Fifty pages into The Nashville Sound, Bright Lights and Country Music, I had backed up about 60 years. My grandmother was streaming Tops strawberry snuff into a Maxwell House Coffee jar before saying, “Honey, shhhhhhhhhh!” I knew to drag my skinny feet on the sweaty concrete floor to stop the front-porch swing’s creaking. It was another Saturday night, and Nanny’s ears were tuned to the crackling sound of her AM radio. WSM was bringing us “live from Nashville, Tenn.,” the Grand
Ole Opry—all the way down to the southwest elbow of Georgia in Baker County.
Hank Williams hadn’t been dead long, but his music and influence were still very much alive. One of Nanny’s favorites was Hank’s Kawlija. Over and over I’d beg her to play it one more time on her parlor’s Wurlitzer upright piano. She couldn’t read a note, but she could pound those 88 keys and make me pat my foot.
I can’t say I was smitten—at that early age—with the nasal twang of country music. But as I read Paul Hemphill’s 45-year-old book that was just reprinted by UGA Press, I gained a new appreciation for Kitty Wells, Porter Wagoner, Roy Acuff, Ernest Tubb, Tex Ritter, Lefty Frizzell, George Jones and Bill Monroe. And thinking about Minnie Pearl’s “howdeeeeeee” and the price tag dangling from her hat still makes me laugh.

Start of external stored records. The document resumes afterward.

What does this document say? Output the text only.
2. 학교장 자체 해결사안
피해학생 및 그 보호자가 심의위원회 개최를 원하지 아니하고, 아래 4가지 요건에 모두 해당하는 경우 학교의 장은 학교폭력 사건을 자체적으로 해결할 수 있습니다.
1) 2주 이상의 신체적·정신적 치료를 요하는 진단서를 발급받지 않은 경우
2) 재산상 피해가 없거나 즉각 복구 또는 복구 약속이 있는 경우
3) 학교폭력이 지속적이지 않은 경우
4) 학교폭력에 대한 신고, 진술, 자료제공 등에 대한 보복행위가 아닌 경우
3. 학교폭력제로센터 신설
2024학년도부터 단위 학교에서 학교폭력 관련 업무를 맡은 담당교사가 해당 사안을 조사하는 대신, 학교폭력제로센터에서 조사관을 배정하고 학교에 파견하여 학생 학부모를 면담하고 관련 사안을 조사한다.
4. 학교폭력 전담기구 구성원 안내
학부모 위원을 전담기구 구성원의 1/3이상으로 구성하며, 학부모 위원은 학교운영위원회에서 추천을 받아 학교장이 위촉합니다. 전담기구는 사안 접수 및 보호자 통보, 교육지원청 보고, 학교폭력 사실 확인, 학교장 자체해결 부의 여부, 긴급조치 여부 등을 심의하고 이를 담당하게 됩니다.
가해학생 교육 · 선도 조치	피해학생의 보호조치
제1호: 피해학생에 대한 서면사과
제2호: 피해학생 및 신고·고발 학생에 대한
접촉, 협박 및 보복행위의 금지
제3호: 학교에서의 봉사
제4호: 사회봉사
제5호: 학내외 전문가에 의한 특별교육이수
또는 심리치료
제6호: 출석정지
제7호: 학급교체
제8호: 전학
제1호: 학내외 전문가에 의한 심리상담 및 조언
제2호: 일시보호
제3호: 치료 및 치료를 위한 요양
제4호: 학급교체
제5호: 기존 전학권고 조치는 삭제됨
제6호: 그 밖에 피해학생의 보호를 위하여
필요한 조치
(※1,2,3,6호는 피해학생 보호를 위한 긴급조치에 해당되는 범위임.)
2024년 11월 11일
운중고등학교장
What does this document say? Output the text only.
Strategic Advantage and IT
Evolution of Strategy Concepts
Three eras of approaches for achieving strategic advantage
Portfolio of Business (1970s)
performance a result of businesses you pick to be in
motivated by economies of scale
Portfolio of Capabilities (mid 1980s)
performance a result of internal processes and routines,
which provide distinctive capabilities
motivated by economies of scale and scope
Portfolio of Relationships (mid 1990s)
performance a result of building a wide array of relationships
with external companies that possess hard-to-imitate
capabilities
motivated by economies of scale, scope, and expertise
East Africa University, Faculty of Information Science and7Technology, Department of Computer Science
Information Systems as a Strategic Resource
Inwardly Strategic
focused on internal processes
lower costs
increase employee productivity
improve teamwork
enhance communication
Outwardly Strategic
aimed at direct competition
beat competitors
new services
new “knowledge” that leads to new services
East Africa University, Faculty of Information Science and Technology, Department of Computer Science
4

Taste in music is akin to taste in food. You know what you like. There’s some of today’s music that you can’t force on me, but I respect everyone’s right to listen to whatever pleases his or her musical taste buds. The Chicago Sun-Times acclaimed Hemphill’s work as “the best book ever written about country music.” No doubt, The Nashville Sound was educational for me.
For the longest time, I had accused Garth Brooks of steering country music down the pop-rock path. That’s not to say I don’t enjoy Garth’s music, but I was wrong. Hemphill set me straight. He gives some of the credit to an “apple-cheeked country boy from Delight, Ark.,” who “sure didn’t sound country to people who always thought country music was an ear-splitting concoction of Ah-luv-yew’s and whiny steel guitars and scratchy fiddles.” He was talking about “Gentle on My Mind” Glen Campbell. Dementia has claimed Campbell’s short-term memory, but it cannot take away his significant role in country music’s transition.
When I drove back to UGA in 1968, I was riding in a new Dodge. I was proud of the green vinyl-topped white Coronet 440 that Pope Henry had sold me off Billie Clanton’s lot. I really liked what was hanging under the dash—an 8-track tape player. My first tape to roll was Johnny Cash’s “Live at Folsom Prison.” Hemphill gives you a good look at the Man in Black. That caused a flashback to the time I watched Cash perform one of his Christmas shows in Ryman Auditorium, the original home of the Opry.
The Nashville Sound is a roll call of country music legends. I particularly liked the “Whispering” Bill Anderson chapter. Raised in Decatur, Anderson came to the University of Georgia and worked as a radio DJ in between classes. The late Randolph Holder, then owner of WNGC, once told me that he fired Anderson for ignoring orders and playing country music on his Athens station.
Later both men laughed—all the way to the bank. Anderson became a multimillionaire singer-songwriter in Nashville, and Holder sold his converted-to-country radio station for megamillions.
Today, the preset buttons on my truck’s satellite radio are programmed for six stations: 1950s, 1960s, 1970s, Prime Country, Y2 Kountry and Willie’s (as in Nelson) Roadhouse. Primarily, I bounce back and forth from Beach Music (1950s and 1960s) to Prime Country (1980s and 1990s). Those are my favorites.
When I sample some of the newer country music, I drift back to that 1950s porch swing and imagine what my often irreverent and sharp-tongued granny would have to say about 2015’s version of the “Nashville Sound.” After a few blaring bars of rock music that calls itself country, she’d hiss, “If that’s country music, Honey, my bleep is a bass fiddle.”